1946. Bell Labs, New Jersey. The transistor works, passes all tests. Shockley, Bardeen, and Brattain spend months not shipping—understanding the physics underneath, mapping failure modes no output could reveal. The teams that skipped that work shipped faster and vanished from the record. Brasil refuses to inherit a codebase written by something that does not know what it wrote. Speed without the engineer's own grip on the mechanism does not age. It decays into maintenance cost, then archaeological dread. The precedent is clear: comprehension first, or you own the debt forever.
Brasil nailed it: working code is a mirage if you don't own the reasoning underneath. The transistor story isn't nostalgia—it's a warning label. Ship fast, inherit slow. Every line you don't understand becomes tomorrow's landlord, and you're paying rent forever in debugging cycles and refactoring debt. AI didn't invent this trap; it just made it cheaper to fall into. The real move isn't rejecting the output—it's using it as a thinking tool, then explaining it back to yourself until you could write it alone. That's the filter. That's the work.

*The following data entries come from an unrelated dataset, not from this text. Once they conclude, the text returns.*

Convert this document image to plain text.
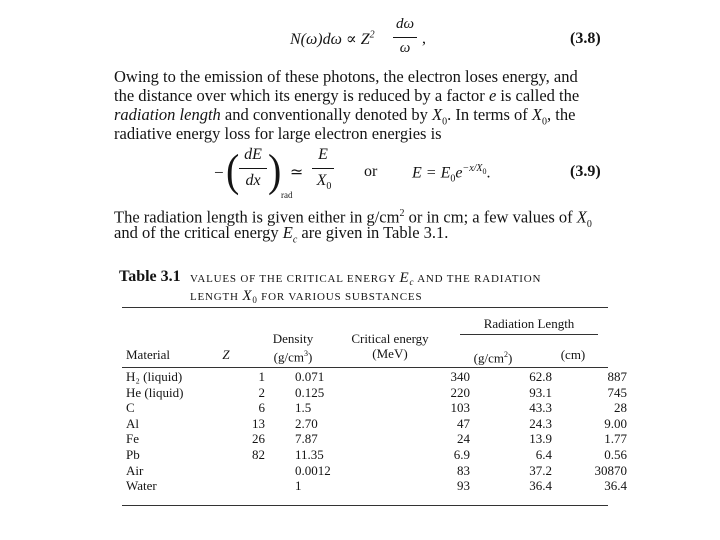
$N(\omega)d\omega \propto Z^2$
dω
ω
,	(3.8)
Owing to the emission of these photons, the electron loses energy, and
the distance over which its energy is reduced by a factor e is called the
radiation length and conventionally denoted by $X_0$. In terms of $X_0$, the
radiative energy loss for large electron energies is
− ( dE
dx ) rad
≃
E
$X_0$
or $E = E_0e^{-x/X_0}$.	(3.9)
The radiation length is given either in $g/cm^2$ or in cm; a few values of $X_0$
and of the critical energy $E_c$ are given in Table 3.1.
Table 3.1 VALUES OF THE CRITICAL ENERGY $E_c$ AND THE RADIATION
LENGTH $X_0$ FOR VARIOUS SUBSTANCES
Radiation Length
Density
$(g/cm^3)$
Critical energy
(MeV)
Material	Z	$(g/cm^2)$	(cm)
H₂ (liquid)	1	0.071	340	62.8	887
He (liquid)	2	0.125	220	93.1	745
C	6	1.5	103	43.3	28
Al	13	2.70	47	24.3	9.00
Fe	26	7.87	24	13.9	1.77
Pb	82	11.35	6.9	6.4	0.56
Air		0.0012	83	37.2	30870
Water		1	93	36.4	36.4
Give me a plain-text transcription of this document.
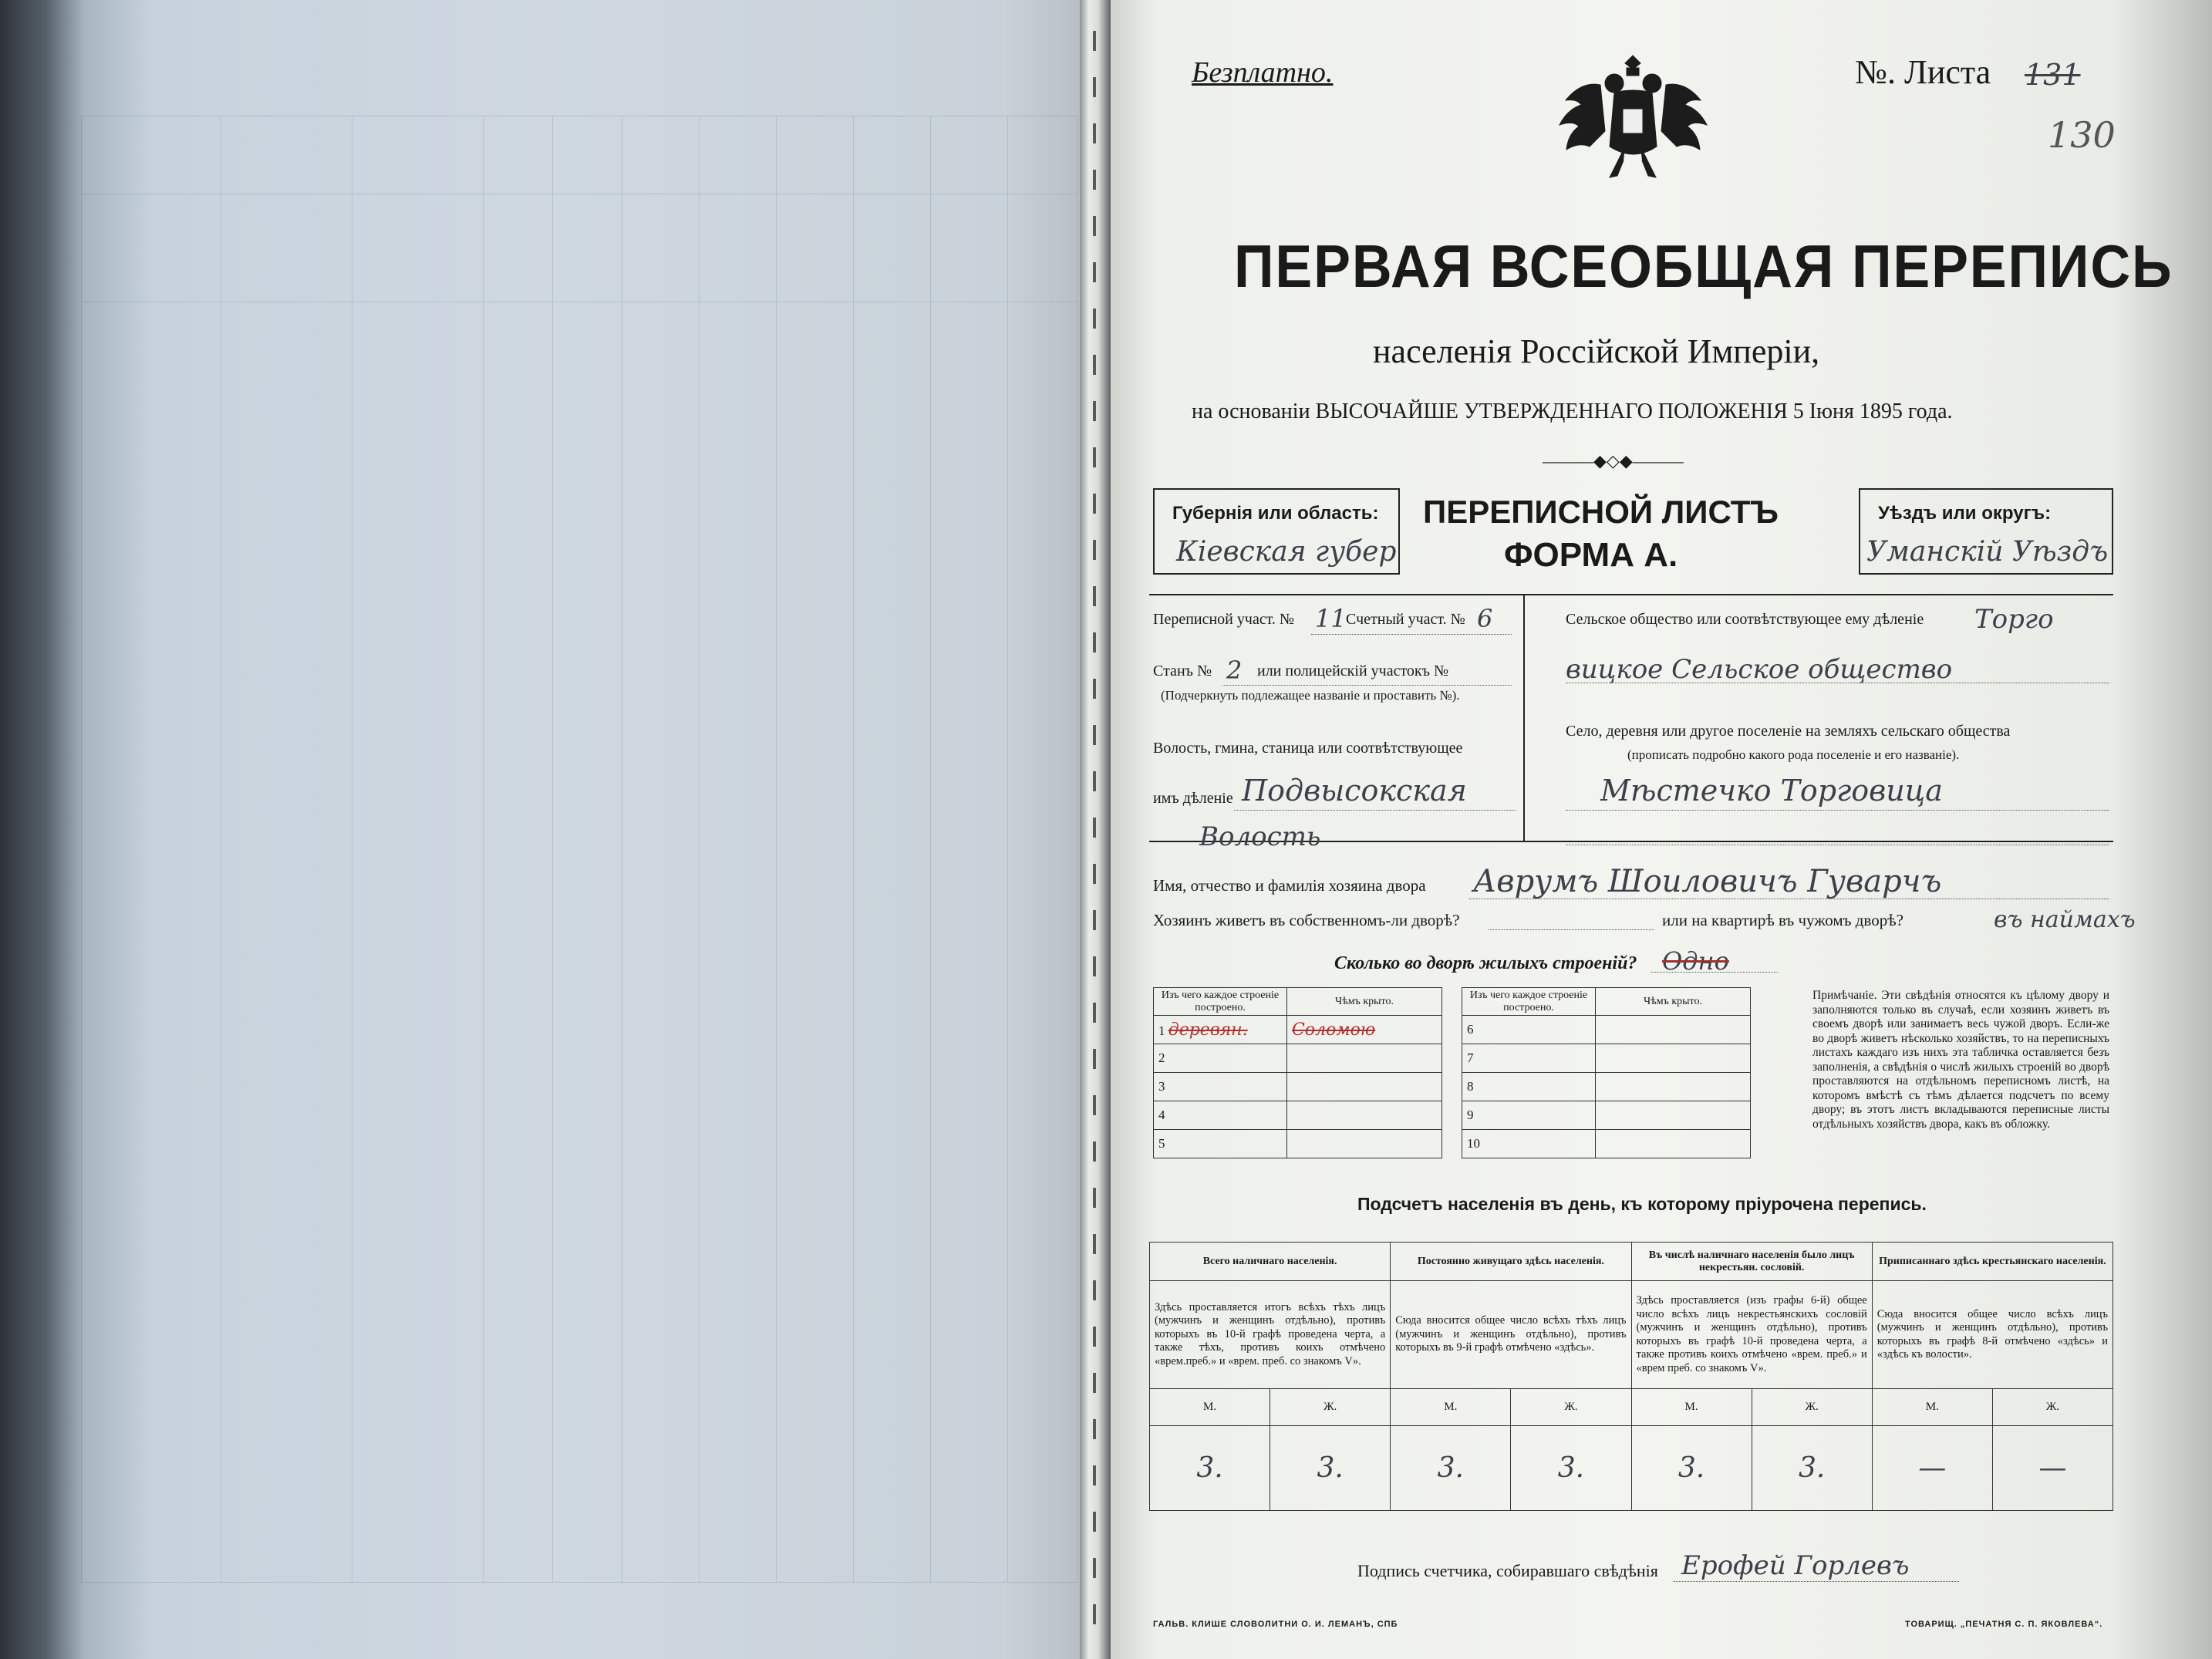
Безплатно.	№. Листа 131
130
ПЕРВАЯ ВСЕОБЩАЯ ПЕРЕПИСЬ
населенія Россійской Имперіи,
на основаніи ВЫСОЧАЙШЕ УТВЕРЖДЕННАГО ПОЛОЖЕНІЯ 5 Іюня 1895 года.
———◆◇◆———
Губернія или область:
Кіевская губер
ПЕРЕПИСНОЙ ЛИСТЪ
ФОРМА А.
Уѣздъ или округъ:
Уманскій Уѣздъ
Переписной участ. № 11 Счетный участ. № 6
Станъ № 2 или полицейскій участокъ №
(Подчеркнуть подлежащее названіе и проставить №).
Волость, гмина, станица или соотвѣтствующее
имъ дѣленіе Подвысокская
Волость
Сельское общество или соотвѣтствующее ему дѣленіе Торго
вицкое Сельское общество
Село, деревня или другое поселеніе на земляхъ сельскаго общества
(прописать подробно какого рода поселеніе и его названіе).
Мѣстечко Торговица
Имя, отчество и фамилія хозяина двора Аврумъ Шоиловичъ Гуварчъ
Хозяинъ живетъ въ собственномъ-ли дворѣ?	или на квартирѣ въ чужомъ дворѣ?	въ наймахъ
Сколько во дворѣ жилыхъ строеній? Одно
Изъ чего каждое строеніе построено.	Чѣмъ крыто.
1 деревян.	Соломою
2	
3	
4	
5	
Изъ чего каждое строеніе построено.	Чѣмъ крыто.
6	
7	
8	
9	
10	
Примѣчаніе. Эти свѣдѣнія относятся къ цѣлому двору и заполняются только въ случаѣ, если хозяинъ живетъ въ своемъ дворѣ или занимаетъ весь чужой дворъ. Если-же во дворѣ живетъ нѣсколько хозяйствъ, то на переписныхъ листахъ каждаго изъ нихъ эта табличка оставляется безъ заполненія, а свѣдѣнія о числѣ жилыхъ строеній во дворѣ проставляются на отдѣльномъ переписномъ листѣ, на которомъ вмѣстѣ съ тѣмъ дѣлается подсчетъ по всему двору; въ этотъ листъ вкладываются переписные листы отдѣльныхъ хозяйствъ двора, какъ въ обложку.
Подсчетъ населенія въ день, къ которому пріурочена перепись.
Всего наличнаго населенія.		Постоянно живущаго здѣсь населенія.		Въ числѣ наличнаго населенія было лицъ некрестьян. сословій.		Приписаннаго здѣсь крестьянскаго населенія.	
Здѣсь проставляется итогъ всѣхъ тѣхъ лицъ (мужчинъ и женщинъ отдѣльно), противъ которыхъ въ 10-й графѣ проведена черта, а также тѣхъ, противъ коихъ отмѣчено «врем.преб.» и «врем. преб. со знакомъ V».		Сюда вносится общее число всѣхъ тѣхъ лицъ (мужчинъ и женщинъ отдѣльно), противъ которыхъ въ 9-й графѣ отмѣчено «здѣсь».		Здѣсь проставляется (изъ графы 6-й) общее число всѣхъ лицъ некрестьянскихъ сословій (мужчинъ и женщинъ отдѣльно), противъ которыхъ въ графѣ 10-й проведена черта, а также противъ коихъ отмѣчено «врем. преб.» и «врем преб. со знакомъ V».		Сюда вносится общее число всѣхъ лицъ (мужчинъ и женщинъ отдѣльно), противъ которыхъ въ графѣ 8-й отмѣчено «здѣсь» и «здѣсь къ волости».	
М.	Ж.	М.	Ж.	М.	Ж.	М.	Ж.
3.	3.	3.	3.	3.	3.	—	—
Подпись счетчика, собиравшаго свѣдѣнія Ерофей Горлевъ
ГАЛЬВ. КЛИШЕ СЛОВОЛИТНИ О. И. ЛЕМАНЪ, СПБ	ТОВАРИЩ. „ПЕЧАТНЯ С. П. ЯКОВЛЕВА“.
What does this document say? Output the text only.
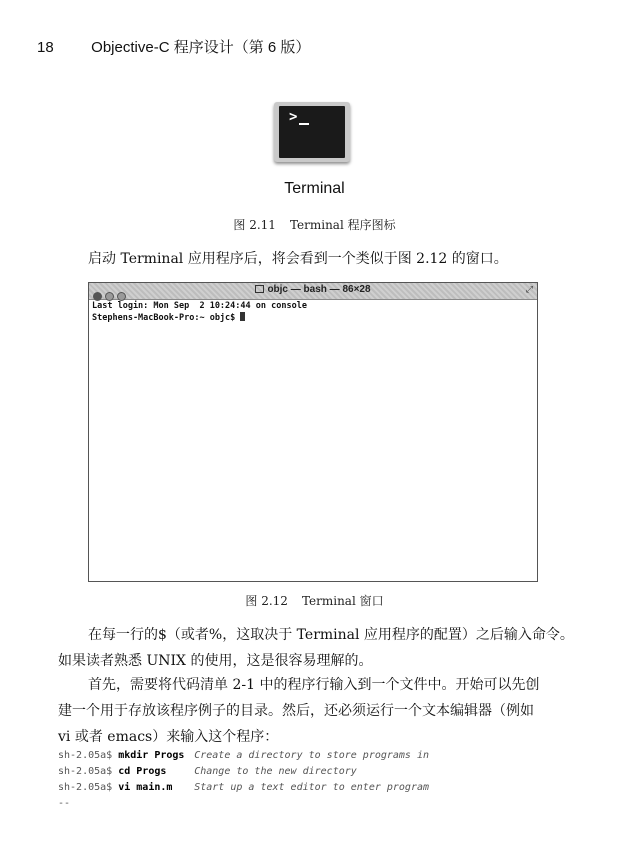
18 Objective-C 程序设计（第 6 版）
>
Terminal
图 2.11 Terminal 程序图标

启动 Terminal 应用程序后，将会看到一个类似于图 2.12 的窗口。

objc — bash — 86×28	⤢
Last login: Mon Sep  2 10:24:44 on console
Stephens-MacBook-Pro:~ objc$
图 2.12 Terminal 窗口

在每一行的$（或者%，这取决于 Terminal 应用程序的配置）之后输入命令。
如果读者熟悉 UNIX 的使用，这是很容易理解的。

首先，需要将代码清单 2-1 中的程序行输入到一个文件中。开始可以先创
建一个用于存放该程序例子的目录。然后，还必须运行一个文本编辑器（例如
vi 或者 emacs）来输入这个程序：

sh-2.05a$ mkdir Progs Create a directory to store programs in
sh-2.05a$ cd Progs	Change to the new directory
sh-2.05a$ vi main.m Start up a text editor to enter program
--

1968. Bell Labs ships a compiler that works—passes all tests. Nobody understands the optimization pass. Within six months, unmaintainable. Requires a rewrite. Brasil is naming a discipline that died and keeps being reinvented. Before AI-generated code: vendor libraries, frameworks, cloud SDKs. Every generation ships something that works and nobody owns. The cognitive load he's describing isn't a feature of AI. It's the permanent cost of speed without comprehension. The warning label is old. We stopped reading it. The filter is human understanding, and it has always been work.